ELLIS is the abbreviation for European Lab for Learning and Intelligent Systems. It is a network in which leading European machine learning experts work closely together to raise the level of AI on this continent to a higher level. “Or rather: to an even higher level. Because scientifically speaking, we are already doing very well in Europe,” emphasises Max Welling. He is Professor of Machine Learning at the University of Amsterdam and board member of ELLIS, the organisation of which he is also one of the founders.
We are missing opportunities in Europe
“The fact that we in Europe are in danger of lagging behind the US and China in the field of AI is mainly due to the fact that AI knowledge finds a practical application there much more quickly,” he continues. “Here in Europe, there is mostly a lot of talk from the top of companies about the opportunities of AI, but there are still too few companies that actually invest seriously in that technology.”
“The problem is that in most cases the amounts involved are enormous. So I can understand why companies have to swallow when they hear what investment is needed. But in the US, companies are not afraid. This undoubtedly has to do with the favourable investment climate in Silicon Valley, where investors are prepared to pay enormous sums for new AI applications. But in Europe, we are still missing opportunities in this area. It would be great if ELLIS could help to create hotspots for AI in Europe: places that really work as a magnet, both for machine learning experts and for companies that want to invest in AI.
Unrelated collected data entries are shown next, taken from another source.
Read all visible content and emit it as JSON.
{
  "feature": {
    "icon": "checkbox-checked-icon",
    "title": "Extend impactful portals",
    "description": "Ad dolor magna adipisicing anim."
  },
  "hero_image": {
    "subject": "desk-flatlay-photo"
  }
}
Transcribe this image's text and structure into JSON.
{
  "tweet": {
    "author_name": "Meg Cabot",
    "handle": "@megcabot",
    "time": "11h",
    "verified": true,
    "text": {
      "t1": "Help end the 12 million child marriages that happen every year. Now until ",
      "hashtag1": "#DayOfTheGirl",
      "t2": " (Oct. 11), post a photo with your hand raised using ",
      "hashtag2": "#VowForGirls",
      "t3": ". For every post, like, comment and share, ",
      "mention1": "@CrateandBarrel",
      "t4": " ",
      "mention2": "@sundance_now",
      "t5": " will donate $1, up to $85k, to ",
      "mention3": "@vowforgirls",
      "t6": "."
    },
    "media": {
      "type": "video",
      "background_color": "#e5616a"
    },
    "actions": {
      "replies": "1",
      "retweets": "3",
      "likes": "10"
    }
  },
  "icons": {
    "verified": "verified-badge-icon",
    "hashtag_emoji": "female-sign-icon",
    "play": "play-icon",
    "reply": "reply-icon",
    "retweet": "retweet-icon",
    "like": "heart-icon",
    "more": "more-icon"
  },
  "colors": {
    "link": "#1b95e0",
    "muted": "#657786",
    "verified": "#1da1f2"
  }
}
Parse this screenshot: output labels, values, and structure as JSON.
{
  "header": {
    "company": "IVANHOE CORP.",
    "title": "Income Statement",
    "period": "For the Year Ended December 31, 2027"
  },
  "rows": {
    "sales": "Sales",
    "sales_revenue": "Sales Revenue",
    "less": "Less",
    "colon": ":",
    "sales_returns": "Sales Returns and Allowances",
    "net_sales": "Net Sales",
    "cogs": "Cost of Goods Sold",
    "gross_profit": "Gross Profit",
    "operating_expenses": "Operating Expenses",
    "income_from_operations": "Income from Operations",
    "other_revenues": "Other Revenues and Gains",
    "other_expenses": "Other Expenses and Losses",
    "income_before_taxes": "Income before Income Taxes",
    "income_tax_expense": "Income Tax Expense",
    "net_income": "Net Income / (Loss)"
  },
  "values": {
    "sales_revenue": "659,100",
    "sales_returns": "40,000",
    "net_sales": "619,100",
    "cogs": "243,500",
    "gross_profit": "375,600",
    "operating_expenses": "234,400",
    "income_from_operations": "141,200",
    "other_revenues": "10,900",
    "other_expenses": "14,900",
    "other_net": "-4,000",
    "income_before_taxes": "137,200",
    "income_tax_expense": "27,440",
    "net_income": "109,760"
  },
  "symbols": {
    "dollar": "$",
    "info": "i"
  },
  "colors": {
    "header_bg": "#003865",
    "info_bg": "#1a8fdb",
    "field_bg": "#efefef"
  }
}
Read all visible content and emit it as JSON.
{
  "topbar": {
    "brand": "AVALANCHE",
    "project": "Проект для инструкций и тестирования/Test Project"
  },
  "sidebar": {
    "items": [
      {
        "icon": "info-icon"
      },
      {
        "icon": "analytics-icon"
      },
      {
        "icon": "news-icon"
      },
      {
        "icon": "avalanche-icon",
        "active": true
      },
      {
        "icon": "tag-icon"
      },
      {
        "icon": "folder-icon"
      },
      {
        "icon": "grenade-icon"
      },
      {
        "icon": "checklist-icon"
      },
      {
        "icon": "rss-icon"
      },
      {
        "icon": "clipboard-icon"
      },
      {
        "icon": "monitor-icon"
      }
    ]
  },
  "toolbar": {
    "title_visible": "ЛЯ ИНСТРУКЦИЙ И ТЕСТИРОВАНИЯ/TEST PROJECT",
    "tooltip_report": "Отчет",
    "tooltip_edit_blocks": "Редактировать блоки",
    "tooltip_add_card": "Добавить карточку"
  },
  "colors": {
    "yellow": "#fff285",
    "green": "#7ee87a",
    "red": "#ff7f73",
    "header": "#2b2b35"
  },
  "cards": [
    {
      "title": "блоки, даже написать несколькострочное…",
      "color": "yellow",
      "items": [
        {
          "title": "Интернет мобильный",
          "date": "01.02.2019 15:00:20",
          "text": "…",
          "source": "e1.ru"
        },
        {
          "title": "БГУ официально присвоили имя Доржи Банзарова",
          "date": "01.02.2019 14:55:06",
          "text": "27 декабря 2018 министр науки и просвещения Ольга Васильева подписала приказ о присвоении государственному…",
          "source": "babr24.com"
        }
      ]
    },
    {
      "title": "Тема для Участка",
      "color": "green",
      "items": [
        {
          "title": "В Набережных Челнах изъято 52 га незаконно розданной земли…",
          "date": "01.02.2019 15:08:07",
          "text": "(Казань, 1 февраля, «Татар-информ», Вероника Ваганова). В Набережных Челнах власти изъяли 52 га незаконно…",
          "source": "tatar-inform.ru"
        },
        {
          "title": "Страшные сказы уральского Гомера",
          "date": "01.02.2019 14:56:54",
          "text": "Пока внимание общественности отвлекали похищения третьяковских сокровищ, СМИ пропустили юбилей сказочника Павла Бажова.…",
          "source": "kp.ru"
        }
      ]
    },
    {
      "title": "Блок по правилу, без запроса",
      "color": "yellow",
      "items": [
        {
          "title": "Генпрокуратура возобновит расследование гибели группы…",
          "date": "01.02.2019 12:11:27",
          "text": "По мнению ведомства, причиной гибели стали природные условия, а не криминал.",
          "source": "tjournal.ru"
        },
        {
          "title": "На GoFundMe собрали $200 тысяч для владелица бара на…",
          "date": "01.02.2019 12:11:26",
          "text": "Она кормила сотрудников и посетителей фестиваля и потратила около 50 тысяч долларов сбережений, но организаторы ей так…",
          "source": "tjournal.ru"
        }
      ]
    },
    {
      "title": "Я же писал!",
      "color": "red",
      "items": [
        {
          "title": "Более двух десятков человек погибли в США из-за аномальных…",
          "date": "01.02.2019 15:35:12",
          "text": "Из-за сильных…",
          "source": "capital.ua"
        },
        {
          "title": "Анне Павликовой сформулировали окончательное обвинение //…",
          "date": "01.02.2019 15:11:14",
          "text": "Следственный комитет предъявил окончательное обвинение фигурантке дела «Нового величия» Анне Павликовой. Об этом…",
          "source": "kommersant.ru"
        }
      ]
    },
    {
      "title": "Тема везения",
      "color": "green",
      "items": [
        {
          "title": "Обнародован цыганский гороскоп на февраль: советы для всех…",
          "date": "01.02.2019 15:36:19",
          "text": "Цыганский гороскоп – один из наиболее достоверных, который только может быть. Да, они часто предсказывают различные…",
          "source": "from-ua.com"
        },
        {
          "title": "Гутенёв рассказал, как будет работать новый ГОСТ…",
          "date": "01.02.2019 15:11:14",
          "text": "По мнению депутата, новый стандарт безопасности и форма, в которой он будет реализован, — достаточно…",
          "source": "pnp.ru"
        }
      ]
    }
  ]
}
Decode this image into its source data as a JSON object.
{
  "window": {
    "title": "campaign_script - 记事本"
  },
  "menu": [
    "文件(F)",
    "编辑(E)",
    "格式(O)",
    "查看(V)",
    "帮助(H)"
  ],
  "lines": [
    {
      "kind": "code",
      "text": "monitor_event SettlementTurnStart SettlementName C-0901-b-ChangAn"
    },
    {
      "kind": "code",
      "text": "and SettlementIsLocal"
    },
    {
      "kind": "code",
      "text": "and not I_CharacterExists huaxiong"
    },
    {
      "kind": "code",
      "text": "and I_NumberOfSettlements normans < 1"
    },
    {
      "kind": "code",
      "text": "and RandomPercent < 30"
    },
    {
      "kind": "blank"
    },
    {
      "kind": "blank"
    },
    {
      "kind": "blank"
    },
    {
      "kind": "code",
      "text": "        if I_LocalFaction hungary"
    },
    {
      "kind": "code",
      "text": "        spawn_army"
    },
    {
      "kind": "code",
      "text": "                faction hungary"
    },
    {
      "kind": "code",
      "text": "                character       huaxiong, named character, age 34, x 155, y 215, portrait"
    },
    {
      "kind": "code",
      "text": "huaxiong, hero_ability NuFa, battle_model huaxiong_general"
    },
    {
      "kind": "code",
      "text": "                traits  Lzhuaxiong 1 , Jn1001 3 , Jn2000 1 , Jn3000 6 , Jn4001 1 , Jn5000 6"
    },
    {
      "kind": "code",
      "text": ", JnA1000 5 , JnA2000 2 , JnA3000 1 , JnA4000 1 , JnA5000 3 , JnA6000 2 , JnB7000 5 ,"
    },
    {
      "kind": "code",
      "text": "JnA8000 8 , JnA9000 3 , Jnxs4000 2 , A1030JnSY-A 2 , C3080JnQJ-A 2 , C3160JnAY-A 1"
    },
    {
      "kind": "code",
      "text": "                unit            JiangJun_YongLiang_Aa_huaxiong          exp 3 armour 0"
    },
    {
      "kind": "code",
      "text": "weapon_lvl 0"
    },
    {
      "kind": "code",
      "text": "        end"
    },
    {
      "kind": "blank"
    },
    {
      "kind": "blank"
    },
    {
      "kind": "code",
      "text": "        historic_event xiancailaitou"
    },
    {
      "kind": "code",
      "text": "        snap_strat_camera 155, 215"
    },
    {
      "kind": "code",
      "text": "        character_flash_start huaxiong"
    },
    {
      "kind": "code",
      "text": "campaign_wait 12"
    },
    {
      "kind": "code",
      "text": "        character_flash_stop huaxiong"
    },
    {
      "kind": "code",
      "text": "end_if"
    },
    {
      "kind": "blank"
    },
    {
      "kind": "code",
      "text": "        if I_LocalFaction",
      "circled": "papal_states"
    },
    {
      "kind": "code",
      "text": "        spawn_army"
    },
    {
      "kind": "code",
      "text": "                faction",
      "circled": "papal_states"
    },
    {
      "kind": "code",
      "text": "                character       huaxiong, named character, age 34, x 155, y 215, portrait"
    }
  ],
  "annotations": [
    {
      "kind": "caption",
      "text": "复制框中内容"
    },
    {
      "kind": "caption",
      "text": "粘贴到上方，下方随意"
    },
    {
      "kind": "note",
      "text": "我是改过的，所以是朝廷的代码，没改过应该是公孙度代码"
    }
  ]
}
This is just the beginning
Why the specific focus on machine learning? “While there are several paths that lead to AI, if you look at where the real breakthroughs are currently taking place, you will see that they almost always involve some form of machine learning,” explains Welling. “Collecting enormous amounts of data and then training computer models to extract valuable information from that data produces results that exceed expectations, time and time again. And we are really only at the beginning. So much more is possible with machine learning.
Soon to be accelerated thanks to quantum computers
As an example, Welling mentions the new office that Microsoft Research recently opened in Amsterdam, where he, as a distinguished scientist, was asked to put together a team of researchers and developers. “We are going to focus on molecular simulation: a problem that chemists have been struggling with for a long time. But by linking machine-learning experts with physicists and chemists, we expect to make significant progress in that area over the next decade. And all the more so if we get help from quantum computers, with their unprecedented computing power.
A very advanced search engine
Molecular simulation may sound abstract, but it could become a leading technology in solving major social problems. As examples, Welling mentions the climate problem and the housing shortage in the Netherlands. “Suppose we could create a kind of search engine that could indicate at molecular level what a solid building material is that can be produced quickly and also without emitting CO2. Or wait,” he interrupts himself. “What if the production process for this new, sustainable building material could also use CO2 molecules that are already in the atmosphere? Then it would be really interesting. And yes, this is still in the future, but I really think that it will soon be possible to build a molecular search engine that will help us to design new materials with exactly the properties we need.
Focus on a social problem
We are drifting off a bit, but what Welling wants to say is that it would be good for Europe to focus on a specific social problem in the field of AI and to really aim all its arrows at that. “Global warming is a big global problem. And it’s a problem that will only get worse in the coming decades. So why not invest heavily in AI solutions that can help tackle the climate problem? If we don’t do it in Europe, technology companies in the US will no doubt pick up the challenge. Here in Europe, we can talk a lot about socially relevant AI that will help us solve societal problems, but we still have to make it a reality. That means we have to get to work today and develop new forms of AI.”
Strengthening European cooperation
ELLIS is the driving force behind all of this. Or rather, one of the drivers. Because CLAIRE, for example, is also a European organisation that works hard for more cooperation in the field of AI. The difference between ELLIS and CLAIRE? “I am, of course, speaking on behalf of ELLIS, but I think you can say that CLAIRE focuses very broadly on AI, while our focus is very much on machine learning. By the way, we work closely together with CLAIRE on this. We also recently won the Deutscher KI-Preis together, and during the award ceremony in Berlin it was emphasised that the cash prize of 100,000 euros was primarily intended to strengthen the cooperation between our two organisations.”
The next important step? “As I said at the beginning of this conversation, it would be good if we could have hotspots for AI in Europe. Amsterdam would also lend itself very well to that,” says Welling. “And it would not only be European AI scientists who would have to work together, but also the business community and experts in other fields. If these different groups know how to find each other, a beautiful chemistry can really emerge. And that in turn helps to jointly make a significant contribution to AI solutions that focus on societal problems.”
- was established in 2018 and officially launched in September 2020.
- consists of 30 European research groups (in the Netherlands there are three: in Amsterdam, Delft and Nijmegen).
- has a unit in Amsterdam designed to facilitate European cooperation and exchange.
- has exchange programmes in which scientific machine-learning experts from different European countries temporarily work at a foreign research institute to facilitate the exchange of knowledge.